The title of Ingmar Bergman's masterpiece The Silence has multiple meanings, resonances that cascade through this puzzling, richly symbolic allegory. Bergman considered calling the film God's Silence, and the absence of divinity and spirituality is certainly one of the title's implications. This is particularly true since the film is the capstone of the so-called "faith trilogy," which cumulatively represents a process of moving further and further away from God, arriving here at a place where the deity simply doesn't exist and is indeed never even invoked. In many ways, however, it is fortunate that Bergman settled on a more ambiguous title, because the film is about much more than the absence of faith: it is about the myriad ways in which communication can fail, the ways that speech and language can drive people apart rather than bringing them closer to mutual understanding. At the center of the film are two sisters, one sensual and earthy (Gunnel Lindblom), and the other sickly, intellectual, and introspective (Ingrid Thulin). They are traveling to a strange and unfamiliar country with Lindblom's son Johan (Jörgen Lindström), while the convalescent sister grows steadily sicker, obviously easing towards death.
The film centers on miscommunication on multiple levels. The trio arrives in a country where they do not speak the language, and where war and social disorder (signified by the presence of tanks in the streets) seem imminent. Everything is breaking down here. While Thulin turns to books, music, and mechanically passionless masturbation to distract herself from her impending mortality, Lindblom indulges in sex and sensual pleasures. She is obviously a woman who enjoys her own body, and Bergman lovingly photographs her radiant skin and the beaded sweat that seems to perpetually stand out from her arms and neck. She has sex with a stranger, a man she can't even speak with because of the language barrier their communication is limited to physicality and breaks down as soon as the act is over.
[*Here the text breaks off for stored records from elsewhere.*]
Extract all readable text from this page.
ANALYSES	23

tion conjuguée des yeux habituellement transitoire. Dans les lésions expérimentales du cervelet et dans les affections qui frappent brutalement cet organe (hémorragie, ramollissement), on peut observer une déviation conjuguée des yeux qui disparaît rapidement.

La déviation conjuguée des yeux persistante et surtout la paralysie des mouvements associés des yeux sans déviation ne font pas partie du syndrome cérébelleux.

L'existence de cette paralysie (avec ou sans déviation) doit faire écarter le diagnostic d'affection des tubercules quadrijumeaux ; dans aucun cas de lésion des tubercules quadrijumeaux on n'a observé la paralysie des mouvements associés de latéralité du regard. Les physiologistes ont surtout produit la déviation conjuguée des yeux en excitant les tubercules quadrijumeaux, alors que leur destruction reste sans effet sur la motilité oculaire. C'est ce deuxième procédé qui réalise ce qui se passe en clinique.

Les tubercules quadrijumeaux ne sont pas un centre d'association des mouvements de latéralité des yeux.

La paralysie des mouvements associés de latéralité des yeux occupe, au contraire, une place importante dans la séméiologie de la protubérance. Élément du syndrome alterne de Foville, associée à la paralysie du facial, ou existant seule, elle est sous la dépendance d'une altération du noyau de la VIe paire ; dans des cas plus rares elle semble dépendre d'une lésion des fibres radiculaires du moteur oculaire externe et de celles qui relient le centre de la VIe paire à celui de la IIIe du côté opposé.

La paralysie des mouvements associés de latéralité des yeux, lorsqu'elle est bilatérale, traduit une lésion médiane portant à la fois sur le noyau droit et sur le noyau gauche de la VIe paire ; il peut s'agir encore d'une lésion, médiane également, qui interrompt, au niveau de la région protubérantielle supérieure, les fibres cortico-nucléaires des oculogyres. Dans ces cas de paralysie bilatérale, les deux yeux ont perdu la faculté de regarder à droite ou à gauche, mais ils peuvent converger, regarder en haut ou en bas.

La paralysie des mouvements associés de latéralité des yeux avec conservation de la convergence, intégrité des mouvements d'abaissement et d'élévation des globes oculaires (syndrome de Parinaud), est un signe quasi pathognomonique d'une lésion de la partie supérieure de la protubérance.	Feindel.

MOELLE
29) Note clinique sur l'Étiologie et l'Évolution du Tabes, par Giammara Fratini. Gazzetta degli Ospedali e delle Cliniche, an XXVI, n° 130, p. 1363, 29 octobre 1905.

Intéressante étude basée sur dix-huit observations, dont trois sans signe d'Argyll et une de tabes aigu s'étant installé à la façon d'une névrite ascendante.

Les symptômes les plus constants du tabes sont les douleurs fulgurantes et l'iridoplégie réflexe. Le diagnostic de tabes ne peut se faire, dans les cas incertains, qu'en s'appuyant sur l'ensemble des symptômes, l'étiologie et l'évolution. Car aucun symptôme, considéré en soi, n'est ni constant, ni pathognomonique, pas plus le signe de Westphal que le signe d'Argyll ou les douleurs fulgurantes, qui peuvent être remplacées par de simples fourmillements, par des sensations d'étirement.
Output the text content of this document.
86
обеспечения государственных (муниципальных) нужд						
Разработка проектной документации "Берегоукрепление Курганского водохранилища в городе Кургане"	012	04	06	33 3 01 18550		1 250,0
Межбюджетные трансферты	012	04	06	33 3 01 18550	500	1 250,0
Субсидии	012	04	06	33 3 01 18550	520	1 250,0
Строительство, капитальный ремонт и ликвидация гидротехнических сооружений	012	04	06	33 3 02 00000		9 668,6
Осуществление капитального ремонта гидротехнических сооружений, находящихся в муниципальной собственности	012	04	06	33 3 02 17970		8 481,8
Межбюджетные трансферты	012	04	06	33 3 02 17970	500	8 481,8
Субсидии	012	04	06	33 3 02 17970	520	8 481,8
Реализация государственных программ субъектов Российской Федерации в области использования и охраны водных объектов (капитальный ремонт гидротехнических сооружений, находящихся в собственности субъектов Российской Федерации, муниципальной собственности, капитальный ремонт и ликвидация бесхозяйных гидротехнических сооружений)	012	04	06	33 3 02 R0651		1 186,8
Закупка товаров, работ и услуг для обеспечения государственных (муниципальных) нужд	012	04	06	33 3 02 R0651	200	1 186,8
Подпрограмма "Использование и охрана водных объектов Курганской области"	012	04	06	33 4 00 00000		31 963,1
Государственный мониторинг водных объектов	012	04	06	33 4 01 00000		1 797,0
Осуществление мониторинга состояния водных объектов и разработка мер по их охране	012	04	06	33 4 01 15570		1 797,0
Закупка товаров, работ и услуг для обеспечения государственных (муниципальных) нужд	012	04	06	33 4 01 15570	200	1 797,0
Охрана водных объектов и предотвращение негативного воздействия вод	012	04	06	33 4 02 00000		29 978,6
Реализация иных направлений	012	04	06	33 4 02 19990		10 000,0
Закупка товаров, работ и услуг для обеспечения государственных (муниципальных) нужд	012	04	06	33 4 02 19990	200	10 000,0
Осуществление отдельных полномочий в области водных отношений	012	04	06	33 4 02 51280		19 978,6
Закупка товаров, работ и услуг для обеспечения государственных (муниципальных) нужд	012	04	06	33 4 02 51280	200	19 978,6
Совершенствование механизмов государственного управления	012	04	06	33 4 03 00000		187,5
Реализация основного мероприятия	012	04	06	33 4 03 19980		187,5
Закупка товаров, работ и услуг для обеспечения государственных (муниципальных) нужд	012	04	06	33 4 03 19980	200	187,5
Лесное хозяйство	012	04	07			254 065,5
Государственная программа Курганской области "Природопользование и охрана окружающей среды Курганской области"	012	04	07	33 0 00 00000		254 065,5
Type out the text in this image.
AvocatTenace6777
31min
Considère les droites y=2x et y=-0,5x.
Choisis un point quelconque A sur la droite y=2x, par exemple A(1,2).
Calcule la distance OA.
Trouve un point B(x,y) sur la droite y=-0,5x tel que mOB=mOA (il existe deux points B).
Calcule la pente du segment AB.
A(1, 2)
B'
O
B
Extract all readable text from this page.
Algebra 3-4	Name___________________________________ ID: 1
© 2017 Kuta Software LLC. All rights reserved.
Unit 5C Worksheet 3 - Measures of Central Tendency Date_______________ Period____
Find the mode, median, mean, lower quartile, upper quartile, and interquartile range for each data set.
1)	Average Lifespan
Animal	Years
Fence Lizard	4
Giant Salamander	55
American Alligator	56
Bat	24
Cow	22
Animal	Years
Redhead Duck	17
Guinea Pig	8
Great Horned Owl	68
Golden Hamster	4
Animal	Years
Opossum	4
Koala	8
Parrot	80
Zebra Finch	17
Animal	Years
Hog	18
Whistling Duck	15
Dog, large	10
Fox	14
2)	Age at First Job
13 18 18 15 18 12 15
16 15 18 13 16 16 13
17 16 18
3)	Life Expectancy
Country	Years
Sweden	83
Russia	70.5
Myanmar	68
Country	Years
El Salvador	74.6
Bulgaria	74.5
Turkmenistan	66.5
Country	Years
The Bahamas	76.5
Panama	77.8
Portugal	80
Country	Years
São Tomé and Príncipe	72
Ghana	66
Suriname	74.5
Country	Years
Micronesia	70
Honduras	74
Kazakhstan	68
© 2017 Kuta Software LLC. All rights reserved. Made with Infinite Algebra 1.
Meanwhile, Johan is the only one who, with his child's curiosity and wide, probing eyes, manages to foster some moments of limited communication within the strange, empty hotel where they're staying. As Johan wanders the halls, amusing himself away from a mother who keeps going off by herself and an aunt who's slowly dying, he meets a midget theatrical troupe who welcome him in as one of them, joyfully entertaining him for a few minutes before their gruff manager puts a stop to it. The boy also forges a tentative bond with the hotel's odd but kindly waiter (Håkan Jahnberg), a gangly old man who cheerfully mutters in his incomprehensible language while offering Johan food and companionship. Johan is a hopeful presence in the film, a bridging force who overcomes barriers to reach other people, but he is an exception to Bergman's bleak assessment of the possibilities of communication. Bergman is presenting a powerful political fable here: just as the relationship between the sisters collapses under the strain of their inability to make themselves understood to each other, so too do the relationships between countries falter and lead to war as communication is hindered. This is one of Bergman's finest works, a masterwork of despair that obviously inspired filmmakers as diverse as David Lynch and Stanley Kubrick, while retaining its own unsettling brilliance.